Beiträge des Monats für 2009

Januar: Astronomie zeigt, dass Wissenschaft außerhalb des Laboratoriums reproduzierbar ist
Tom Bridgman zeigt, dass die Modelle und Theorien, die wir aus astronomischen Beobachtungen konstruieren, durch das Testen ihrer Vorhersagen bestätigt oder widerlegt werden können. Wenn wir die vorhergesagten Ergebnisse nicht sehen, können neue wissenschaftliche Entdeckungen folgen.
Februar: Ist die gegenwärtige menschliche Vielfalt möglich, wenn nur acht Menschen die Flut Noahs überlebten?
Lenny Flank zeigt, dass jedes Modell, das ein Kreationist vorschlagen könnte, um zu erklären, wie die gegenwärtige menschliche Vielfalt aus einer ursprünglichen Population von weniger als acht Personen vor weniger als fünftausend Jahren entstanden ist, zur Absurdität führt.
März: Hat die Evolution Darwin zum Rassisten gemacht?
John Wilkins argumentiert, dass Darwins sehr begrenzter Rassismus der von ihm formulierten Theorie widersprach und auf der englischen Kultur des neunzehnten Jahrhunderts beruhte, einschließlich des Mangels an Schlüsseldifferenzierungen, die ihm gehindert hätten, Natur und Erziehung zu trennen.
April: Begrenzt das, was wir wissen, das, was wir über das Unbekannte sagen können?
Jim Willemin erklärt in einer Diskussion über die Entstehung der Erde einem Kreationisten, der seine Wissenslücken mit allem füllen möchte, was ihm gefällt, dass Theorien über die Vergangenheit mit dem übereinstimmen müssen, was wir wissen.
Mai: Folgt die Evolution einem Weg, der sowohl gerade als auch breit ist?
David Dryden argumentiert, dass viele Wege zu wenigen möglichen Proteinfunktionen führen.

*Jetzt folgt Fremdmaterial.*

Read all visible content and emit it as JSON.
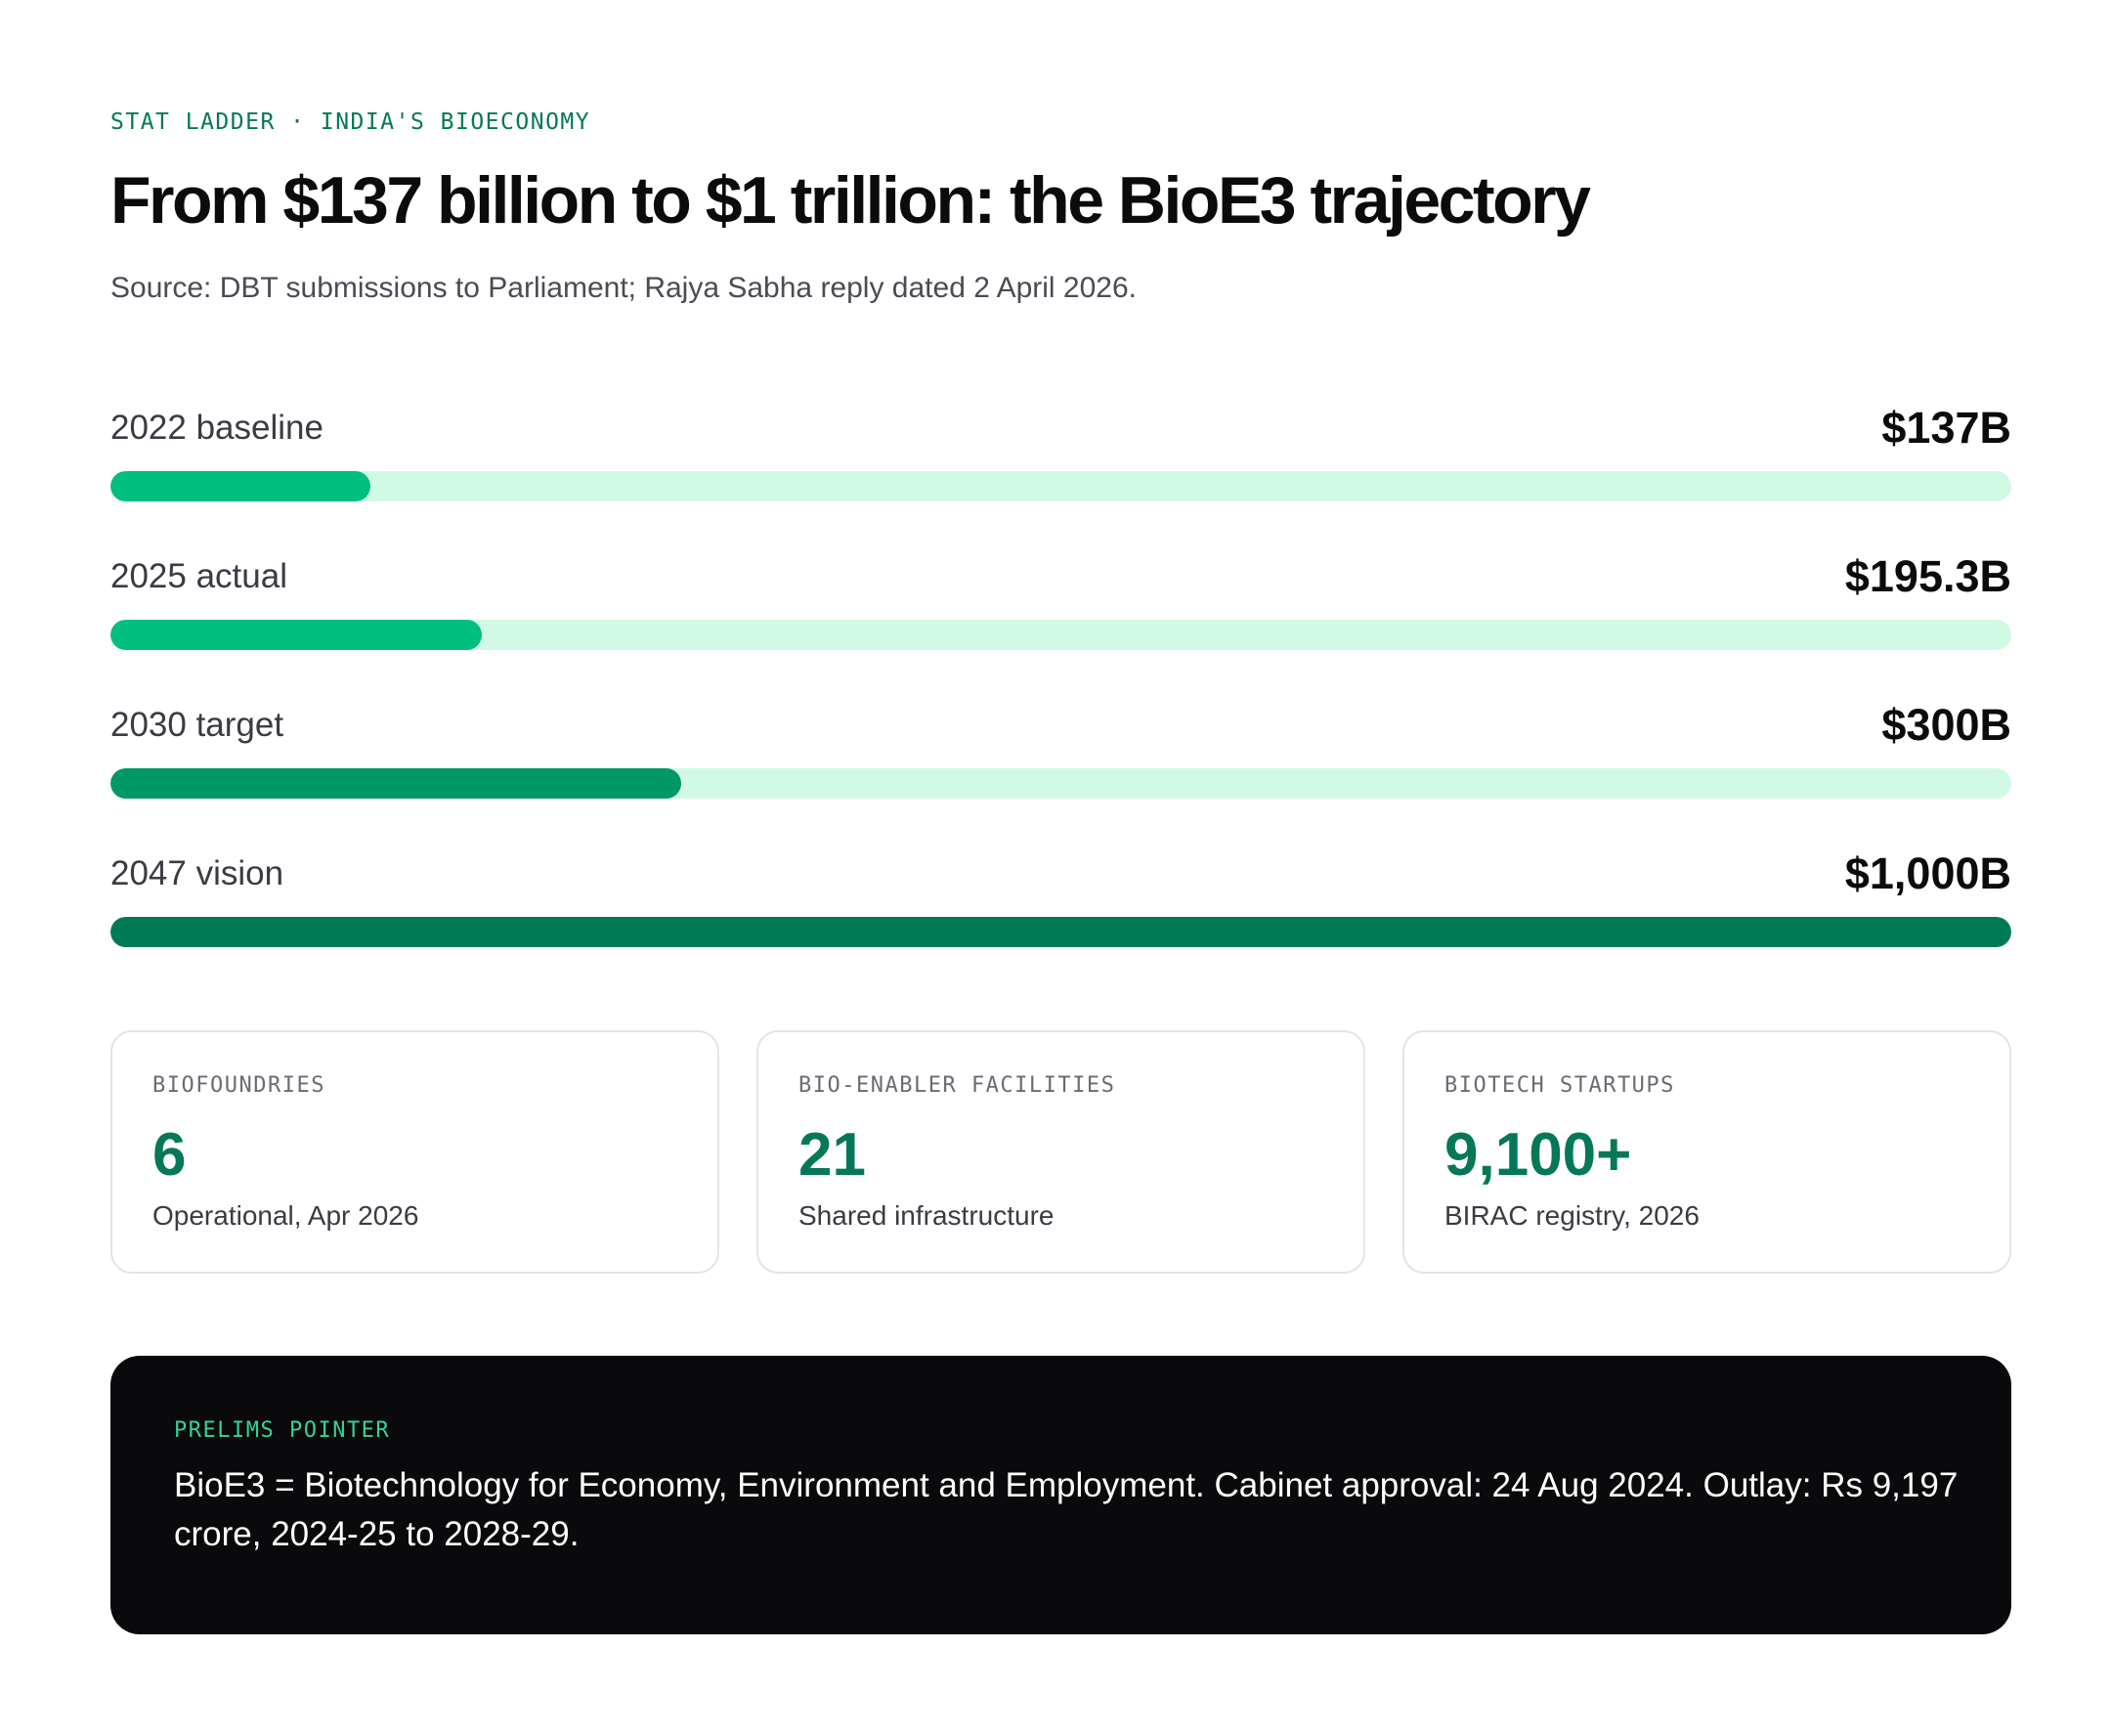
{
  "header": {
    "eyebrow": "STAT LADDER · INDIA'S BIOECONOMY",
    "title": "From $137 billion to $1 trillion: the BioE3 trajectory",
    "source": "Source: DBT submissions to Parliament; Rajya Sabha reply dated 2 April 2026."
  },
  "chart_data": {
    "type": "bar",
    "orientation": "horizontal",
    "categories": [
      "2022 baseline",
      "2025 actual",
      "2030 target",
      "2047 vision"
    ],
    "values": [
      137,
      195.3,
      300,
      1000
    ],
    "value_labels": [
      "$137B",
      "$195.3B",
      "$300B",
      "$1,000B"
    ],
    "unit": "USD billion",
    "xlim": [
      0,
      1000
    ],
    "colors": [
      "#00bf7f",
      "#00bf7f",
      "#009966",
      "#007a55"
    ],
    "track_color": "#d1fae5",
    "grid": false
  },
  "stats": [
    {
      "label": "BIOFOUNDRIES",
      "value": "6",
      "note": "Operational, Apr 2026"
    },
    {
      "label": "BIO-ENABLER FACILITIES",
      "value": "21",
      "note": "Shared infrastructure"
    },
    {
      "label": "BIOTECH STARTUPS",
      "value": "9,100+",
      "note": "BIRAC registry, 2026"
    }
  ],
  "pointer": {
    "label": "PRELIMS POINTER",
    "text": "BioE3 = Biotechnology for Economy, Environment and Employment. Cabinet approval: 24 Aug 2024. Outlay: Rs 9,197 crore, 2024-25 to 2028-29."
  },
  "colors": {
    "accent": "#047857",
    "note_bg": "#0a0a0c",
    "note_label": "#34d399"
  }
}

Dies untergräbt jene kreationistischen Komplexitätsargumente, die die Existenz einer astronomisch großen Anzahl möglicher (meist nutzloser) Proteintypen erfordern, von denen nur ein winziger Bruchteil durch evolutionäre Prozesse seit der Entstehung der Erde getestet oder erreicht worden sein könnte.
Juni: Funktioniert Dembskis Verfahren zur Erkennung von Intelligent Design in der realen Welt?
Burkhard beschreibt, was passiert, wenn die Prinzipien, die William Dembski zur Erkennung von Intelligent Design verwendet, auf reale Probleme von Leben und Tod angewendet werden.
Juli: Ist die wissenschaftliche Methode die einzige Quelle für zuverlässiges Wissen?
Garamond Lethe nimmt eine Haltung gegen Scientism ein und präsentiert ein Beispiel für rationales Denken außerhalb der Wissenschaft.
August: Ein Besuch im Schöpfungsmuseum von AIG.
Ron Okimoto beschreibt den Triumph des Glaubens vor physikalischen Beweisen, einschließlich der Darstellung von T-Rex als Vegetarier und einer hyper-schnellen Evolution, alles unter dem wachsamen Blick bewaffneter Wachen.
Oktober: Können biblische „Arten" eine klare technische Bedeutung haben?
John Wilkins erklärt, dass „Art" in verschiedenen professionellen Bereichen eine explizite technische Bedeutung erhalten hat, während „Art" (ähnlich dem hebräischen „miyn") ein umgangssprachlicher Begriff ist, der sich auf jede ad-hoc-Sammlung oder Gruppierung beziehen kann.
November: Ich bin entkommen – Wohin von hier aus?
Ein neuer Poster, offensichtlich überwältigt vom Konflikt zwischen strengem fundamentalistischem Dogma und nachweisbarer Realität, wirft den religiösen Glauben vollständig über Bord und bittet um Ratschläge, wie er seine Freunde mitnehmen kann.
Dezember: Zwei Wahrheitsuchende
Brenda Nelson erklärt George, der glaubt, dass Offenbarung der einzige Weg zu sicherem Wissen ist, dass Wissenschaft ein besserer Weg ist, weil es klare Verfahren gibt, um ihre Ergebnisse von denen einer aktiven Schizophrenie zu unterscheiden.